问题
Today it is common to use //server.tld/js/script.js
instead of the protocol-specific http://server.tld/js/script.js
in script
-Tags etc.
But I want to serve a static html page without any webserver (i.e. no http://localhost:8080
).
The problem is that the browser interprets the protocol-relative link as file:///js/script.js
and I can't circumvent this because it dynamically loads from a external server.
In this specific case, the script is http://connect.soundcloud.com/sdk.js
and loads //connect.soundcloud.com/soundmanager2/soundmanager2.js
at runtime.
Including a script
-Tag pointing to http://connect.soundcloud.com/soundmanager2/soundmanager2.js
directly in the html page doesn't solve the problem because there are some other dependencies, too.
There is also no way to get a webserver running (e.g. php -S localhost:8080
), because it's for a client who doesn't wish to install anything.

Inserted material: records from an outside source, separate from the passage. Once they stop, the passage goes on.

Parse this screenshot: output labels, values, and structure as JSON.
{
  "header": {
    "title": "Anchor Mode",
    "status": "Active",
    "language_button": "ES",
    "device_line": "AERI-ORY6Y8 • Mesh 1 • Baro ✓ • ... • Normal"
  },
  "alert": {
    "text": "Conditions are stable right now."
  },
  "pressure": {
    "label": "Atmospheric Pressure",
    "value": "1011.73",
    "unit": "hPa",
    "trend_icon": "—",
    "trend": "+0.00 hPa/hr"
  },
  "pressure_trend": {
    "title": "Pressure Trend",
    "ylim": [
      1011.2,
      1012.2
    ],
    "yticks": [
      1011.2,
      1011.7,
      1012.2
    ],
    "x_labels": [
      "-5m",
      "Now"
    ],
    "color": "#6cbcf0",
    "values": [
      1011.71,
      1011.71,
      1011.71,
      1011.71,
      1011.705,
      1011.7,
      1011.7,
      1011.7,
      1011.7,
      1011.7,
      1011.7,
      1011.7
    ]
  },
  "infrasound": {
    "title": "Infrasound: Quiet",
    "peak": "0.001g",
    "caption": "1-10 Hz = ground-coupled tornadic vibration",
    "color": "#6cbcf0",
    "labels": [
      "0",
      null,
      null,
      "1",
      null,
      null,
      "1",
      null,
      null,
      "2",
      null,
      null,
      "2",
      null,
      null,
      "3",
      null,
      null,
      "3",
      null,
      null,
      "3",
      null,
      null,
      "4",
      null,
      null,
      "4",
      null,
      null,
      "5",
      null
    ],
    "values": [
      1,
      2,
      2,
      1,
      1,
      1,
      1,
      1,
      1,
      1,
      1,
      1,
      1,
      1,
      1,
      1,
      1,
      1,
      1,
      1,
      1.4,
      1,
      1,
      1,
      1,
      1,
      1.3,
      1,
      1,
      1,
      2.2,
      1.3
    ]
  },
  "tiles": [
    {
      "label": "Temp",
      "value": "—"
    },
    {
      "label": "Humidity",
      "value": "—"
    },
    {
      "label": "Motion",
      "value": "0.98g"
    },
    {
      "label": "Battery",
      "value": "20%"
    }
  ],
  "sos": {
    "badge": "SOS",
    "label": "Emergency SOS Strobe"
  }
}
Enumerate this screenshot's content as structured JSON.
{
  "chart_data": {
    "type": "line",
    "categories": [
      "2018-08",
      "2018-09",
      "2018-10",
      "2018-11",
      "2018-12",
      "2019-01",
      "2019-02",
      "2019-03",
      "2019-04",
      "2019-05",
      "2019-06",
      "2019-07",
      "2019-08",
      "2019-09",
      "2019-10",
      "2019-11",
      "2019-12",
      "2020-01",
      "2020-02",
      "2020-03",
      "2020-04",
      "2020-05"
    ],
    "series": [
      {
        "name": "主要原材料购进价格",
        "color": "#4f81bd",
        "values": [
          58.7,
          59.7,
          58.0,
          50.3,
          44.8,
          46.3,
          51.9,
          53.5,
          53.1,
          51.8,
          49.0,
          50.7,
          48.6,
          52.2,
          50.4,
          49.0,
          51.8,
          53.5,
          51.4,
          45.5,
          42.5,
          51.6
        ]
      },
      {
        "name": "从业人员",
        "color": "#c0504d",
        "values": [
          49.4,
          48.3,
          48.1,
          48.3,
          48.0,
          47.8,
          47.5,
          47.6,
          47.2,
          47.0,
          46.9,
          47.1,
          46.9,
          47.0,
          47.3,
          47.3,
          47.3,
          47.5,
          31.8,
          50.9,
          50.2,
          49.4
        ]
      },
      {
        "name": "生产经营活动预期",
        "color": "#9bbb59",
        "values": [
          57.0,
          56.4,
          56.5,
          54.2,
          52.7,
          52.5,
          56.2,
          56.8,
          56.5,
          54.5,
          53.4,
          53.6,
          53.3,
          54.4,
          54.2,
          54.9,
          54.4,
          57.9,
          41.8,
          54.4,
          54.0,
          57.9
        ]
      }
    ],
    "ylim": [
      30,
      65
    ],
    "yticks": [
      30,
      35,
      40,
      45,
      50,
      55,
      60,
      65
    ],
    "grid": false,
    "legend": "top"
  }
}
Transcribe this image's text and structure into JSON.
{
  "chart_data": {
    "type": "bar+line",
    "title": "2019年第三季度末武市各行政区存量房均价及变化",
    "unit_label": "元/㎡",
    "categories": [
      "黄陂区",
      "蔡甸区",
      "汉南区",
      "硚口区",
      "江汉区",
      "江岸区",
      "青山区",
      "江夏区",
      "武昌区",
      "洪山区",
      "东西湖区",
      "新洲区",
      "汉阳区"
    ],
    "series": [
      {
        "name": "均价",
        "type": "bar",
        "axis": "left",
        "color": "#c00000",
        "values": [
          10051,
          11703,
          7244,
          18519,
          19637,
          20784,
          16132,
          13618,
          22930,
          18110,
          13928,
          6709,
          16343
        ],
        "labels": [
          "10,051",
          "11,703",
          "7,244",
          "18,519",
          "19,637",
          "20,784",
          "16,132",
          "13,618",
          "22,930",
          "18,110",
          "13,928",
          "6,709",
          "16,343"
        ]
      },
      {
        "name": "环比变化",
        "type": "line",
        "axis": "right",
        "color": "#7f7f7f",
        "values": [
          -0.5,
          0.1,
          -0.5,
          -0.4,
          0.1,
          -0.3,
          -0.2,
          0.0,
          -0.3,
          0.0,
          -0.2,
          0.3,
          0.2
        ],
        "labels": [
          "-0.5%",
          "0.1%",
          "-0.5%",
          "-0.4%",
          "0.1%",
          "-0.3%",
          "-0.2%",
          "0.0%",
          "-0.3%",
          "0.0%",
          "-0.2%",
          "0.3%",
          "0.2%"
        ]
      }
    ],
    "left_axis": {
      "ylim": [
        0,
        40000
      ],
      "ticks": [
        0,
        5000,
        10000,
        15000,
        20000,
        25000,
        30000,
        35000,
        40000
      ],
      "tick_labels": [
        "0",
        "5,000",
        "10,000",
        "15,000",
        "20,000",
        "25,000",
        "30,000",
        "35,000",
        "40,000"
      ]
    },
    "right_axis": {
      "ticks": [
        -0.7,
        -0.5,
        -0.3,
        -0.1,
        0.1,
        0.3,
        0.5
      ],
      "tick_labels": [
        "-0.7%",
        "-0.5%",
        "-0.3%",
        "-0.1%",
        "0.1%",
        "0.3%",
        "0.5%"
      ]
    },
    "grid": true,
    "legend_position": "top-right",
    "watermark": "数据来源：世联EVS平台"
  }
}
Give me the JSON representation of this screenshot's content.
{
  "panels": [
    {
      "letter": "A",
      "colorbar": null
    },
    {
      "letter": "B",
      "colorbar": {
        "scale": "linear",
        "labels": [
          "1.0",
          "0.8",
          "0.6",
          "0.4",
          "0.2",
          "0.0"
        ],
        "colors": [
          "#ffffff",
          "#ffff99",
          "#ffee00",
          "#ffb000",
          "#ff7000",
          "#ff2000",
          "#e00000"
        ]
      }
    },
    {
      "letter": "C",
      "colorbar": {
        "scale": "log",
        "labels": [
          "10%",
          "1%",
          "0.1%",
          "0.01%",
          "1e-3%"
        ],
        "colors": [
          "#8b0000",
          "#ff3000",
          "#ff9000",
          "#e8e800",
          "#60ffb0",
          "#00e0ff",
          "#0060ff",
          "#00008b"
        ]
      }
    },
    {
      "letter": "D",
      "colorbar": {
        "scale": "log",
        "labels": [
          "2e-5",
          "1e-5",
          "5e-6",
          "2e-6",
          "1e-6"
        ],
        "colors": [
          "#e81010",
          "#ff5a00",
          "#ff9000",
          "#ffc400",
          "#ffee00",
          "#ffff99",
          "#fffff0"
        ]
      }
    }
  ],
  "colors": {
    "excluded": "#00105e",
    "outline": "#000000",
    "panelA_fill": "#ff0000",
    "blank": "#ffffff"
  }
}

So how can I define in the html file that procotol-relative links should use http://
or https://
as protocol instead of file://
?
EDIT: Maybe I explain this with an example
In my html page I have a script tag (where I can control the used protocol)
<script src='http://example.org/some.js'></script>
And the script adds another tag in the dom
<script src='//example.org/helper.js'></script>
If I just open the html file file:///.../file.html
the browser thinks it should prepend file://
so the script src
becomes file://example.org/helper.js
or similar.
And it is not possible to just loop through the script tags and prepend a http://
, because the script (http://example.org/some.js
) might use ajax.
EDIT:
I don't think there is a way to set the protocol for 3rd-party-scripts if they use protocol-relative urls, so I leave this question as a reminder for someone who might encounter the same behaviour while working with 3rd-party-scripts and static html pages.
Would be nice if there would be a preinstalled webserver in Windows like in Linux' Python.